Making the Push to the Top

#120, June 25, 2003

 

A false summit-- the lesser peak which looks like the mountaintop when it blocks your view of the real summit. On a first ascent, without a map, the false summit can raise false hopes.

 

For almost eleven years, people of Petaluma have been climbing a long trail towards Lafferty Park. We’ve seen a few false summits along the way. In the autumn of 1992, the City Council promised to open Lafferty for tours and form a citizens committee to work out a park plan. Instead, some officials met in private and struck a sweetheart deal to trade Lafferty plus $1.4 million for Mr. Pfendler’s lovely but lowly Moon Ranch. The summit appeared close again, in 1996, when “The Swap” sank into the swamp of California’s largest-ever case of forgery voter fraud. The Council enacted an ordinance to keep and open Lafferty Park, and three Lafferty supporters swept the Council race.

 

But the mountaintop was not to be had. Mr. Pfendler launched a tireless campaign of tossing “money wrenches” into the park-approval machinery. Eventually, it ground to a halt. Another summit appeared last year when we approached the Board of Supervisors for Open Space District funding. With formal resolutions of support from a majority of the County’s City Councils and a campaign promise to help open Lafferty from Supervisor Kerns, we thought we’d bagged the peak. But Kerns was swayed by Pfendler’s litigation threats, and could not deliver.

 

As we turned to the State for help, a new summit appeared.

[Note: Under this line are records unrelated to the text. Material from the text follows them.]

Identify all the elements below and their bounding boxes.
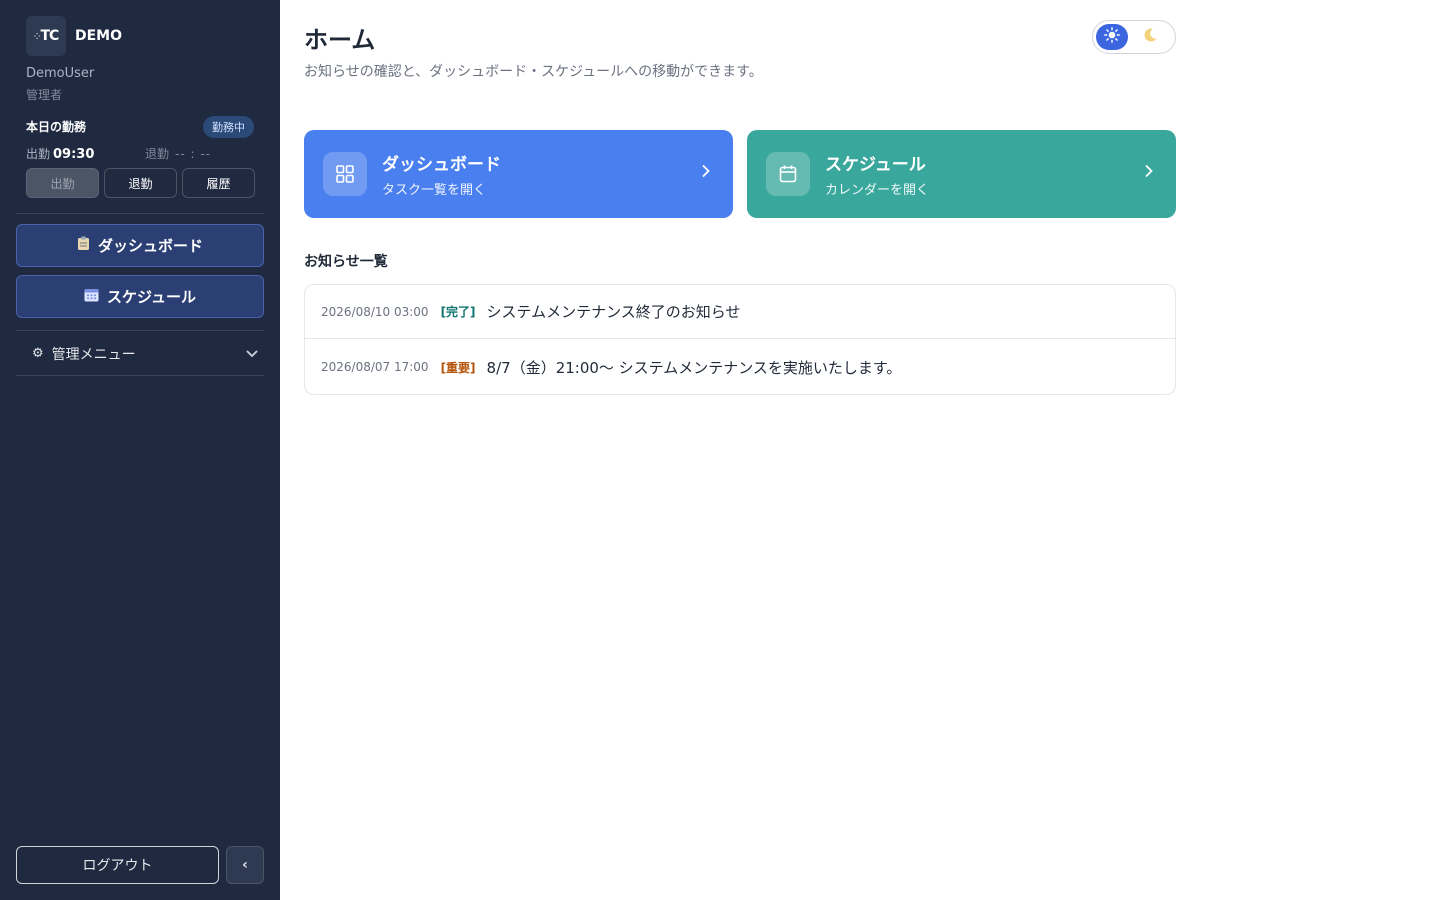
page-subtitle: お知らせの確認と、ダッシュボード・スケジュールへの移動ができます。 — [304, 64, 763, 80]
dashboard-card-title: ダッシュボード — [382, 155, 501, 175]
calendar-icon — [766, 152, 810, 196]
page-title: ホーム — [304, 26, 376, 54]
attendance-status-badge: 勤務中 — [203, 116, 254, 138]
schedule-card-subtitle: カレンダーを開く — [825, 183, 930, 198]
clock-out-button[interactable]: 退勤 — [104, 168, 177, 198]
chevron-right-icon — [1144, 162, 1154, 183]
nav-schedule-label: スケジュール — [107, 288, 196, 306]
dashboard-card-subtitle: タスク一覧を開く — [382, 183, 487, 198]
history-button[interactable]: 履歴 — [182, 168, 255, 198]
admin-menu-label: 管理メニュー — [51, 346, 136, 363]
light-mode-button[interactable] — [1096, 24, 1128, 50]
sun-icon — [1104, 27, 1120, 47]
gear-icon: ⚙ — [32, 346, 44, 361]
notices-list: 2026/08/10 03:00 [完了] システムメンテナンス終了のお知らせ … — [304, 284, 1176, 395]
theme-toggle[interactable] — [1092, 20, 1176, 54]
admin-menu-toggle[interactable]: ⚙ 管理メニュー — [16, 332, 264, 375]
nav-dashboard-button[interactable]: ダッシュボード — [16, 224, 264, 267]
notice-text: 8/7（金）21:00〜 システムメンテナンスを実施いたします。 — [486, 358, 902, 377]
notice-item[interactable]: 2026/08/10 03:00 [完了] システムメンテナンス終了のお知らせ — [305, 285, 1175, 339]
divider — [16, 375, 264, 376]
nav-schedule-button[interactable]: スケジュール — [16, 275, 264, 318]
attendance-title: 本日の勤務 — [26, 120, 87, 134]
dark-mode-button[interactable] — [1134, 24, 1166, 50]
notice-tag: [完了] — [440, 305, 476, 319]
sidebar: ⁘ TC DEMO DemoUser 管理者 本日の勤務 勤務中 出勤 09:30 … — [0, 0, 280, 900]
user-name: DemoUser — [26, 66, 95, 81]
collapse-sidebar-button[interactable]: ‹ — [226, 846, 264, 884]
clipboard-icon — [77, 236, 90, 255]
chevron-right-icon — [701, 162, 711, 183]
chevron-down-icon — [246, 347, 258, 361]
dashboard-card[interactable]: ダッシュボード タスク一覧を開く — [304, 130, 733, 218]
divider — [16, 330, 264, 331]
notice-tag: [重要] — [440, 360, 476, 375]
clock-in-label: 出勤 — [26, 147, 51, 161]
nav-dashboard-label: ダッシュボード — [97, 237, 203, 255]
logout-button[interactable]: ログアウト — [16, 846, 219, 884]
calendar-icon — [84, 288, 99, 306]
clock-out-label: 退勤 — [145, 147, 170, 161]
clock-out-time: 退勤 -- : -- — [145, 145, 211, 162]
logo-text: TC — [40, 28, 59, 44]
brand[interactable]: ⁘ TC DEMO — [26, 16, 122, 56]
clock-in-button[interactable]: 出勤 — [26, 168, 99, 198]
clock-out-value: -- : -- — [175, 147, 212, 161]
clock-in-time: 出勤 09:30 — [26, 145, 94, 162]
notice-item[interactable]: 2026/08/07 17:00 [重要] 8/7（金）21:00〜 システムメ… — [305, 340, 1175, 394]
notice-date: 2026/08/10 03:00 — [321, 304, 429, 319]
schedule-card[interactable]: スケジュール カレンダーを開く — [747, 130, 1176, 218]
moon-icon — [1142, 27, 1158, 47]
divider — [16, 213, 264, 214]
brand-name: DEMO — [75, 28, 123, 44]
attendance-buttons: 出勤 退勤 履歴 — [26, 168, 255, 198]
notices-heading: お知らせ一覧 — [304, 254, 388, 270]
notice-date: 2026/08/07 17:00 — [321, 360, 429, 374]
clock-in-value: 09:30 — [53, 147, 95, 162]
grid-icon — [323, 152, 367, 196]
user-role: 管理者 — [26, 88, 63, 102]
app-logo: ⁘ TC — [26, 16, 66, 56]
notice-text: システムメンテナンス終了のお知らせ — [486, 303, 741, 321]
chevron-left-icon: ‹ — [242, 857, 248, 873]
schedule-card-title: スケジュール — [825, 155, 926, 175]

Bonnie Mitsui, owner of the scenic 630-acre ranch that straddles the top of Sonoma Mountain, wrote a letter to the State Coastal Conservancy, a park funding agency. I’ll give you a free trail easement across 1.5 miles of my property, she said, if you’ll complete the trail connection from Lafferty to Jack London State Park. Her conditions mean the State will need to buy a 500 foot strip and a ten-foot triangle, and take over the opening of Lafferty Park to the public.

 

With this wonderfully generous offer from Ms. Mitsui (who years ago *gave* the development rights on her ranch to the Nature Conservancy), Lafferty has attracted the interest of California State Parks. While the State *does* have bond money available, the budget crisis requires that it look for projects that are high-value and low-cost, especially those that connect existing parklands for human and wildlife corridors. The London-Mitsui-Lafferty Trail, 97% already in public ownership or donated, meets these criteria.

 

But Bonnie’s trail is more than just a link. It's a breathtaking landscape. It's views of Mt. St. Helena, Hood Mountain, the Mayacamas, Carquinez Strait, Mt. Diablo, Oakland and the City, complement Lafferty's famous views to the South and West. Towering Black Oaks and flower-filled pastures complete the picture. Add that to Lafferty's many-tiered meadows and woodlands embracing Adobe Creek canyon, and you have an unmatchable addition to the State Park System. See it at www.laffertypark.org.

 

What could make this yet another false summit? Pfendler’s lawyers are already threatening the State agencies, raising tired and phony issues like the “need” for a $4 million road overhaul. To put that lie to rest, a Friends of Lafferty Park volunteer and Ph.D traffic engineer submitted a comprehensive analysis and recommendation for improvements to the County. It emphasizes “traffic calming” techniques – inducing safe travel at lower speeds. The $100,000 package includes guard rails, reflector strips, and additional signs (like a basic speed limit, which is currently lacking!) The State has indicated it would consider funding improvements of this magnitude.

 

Making the final push, to the true Lafferty summit, is about will power—*political* will power. Will the Petaluma City Council be willing to sell Lafferty to the State at a discount from it’s multi-million dollar market value in order to get a cross-mountain park/trail without having to maintain it? Will our Supervisors be convinced to let the State get by with *reasonable* road improvements, as they’ve done elsewhere? Will our State representatives and agencies stand up to Pfendler’s bullying, and put our precious park bond money where it will do the most good?

 

With your influence, I think they will all be convinced. And we will stand on the mountaintop at last.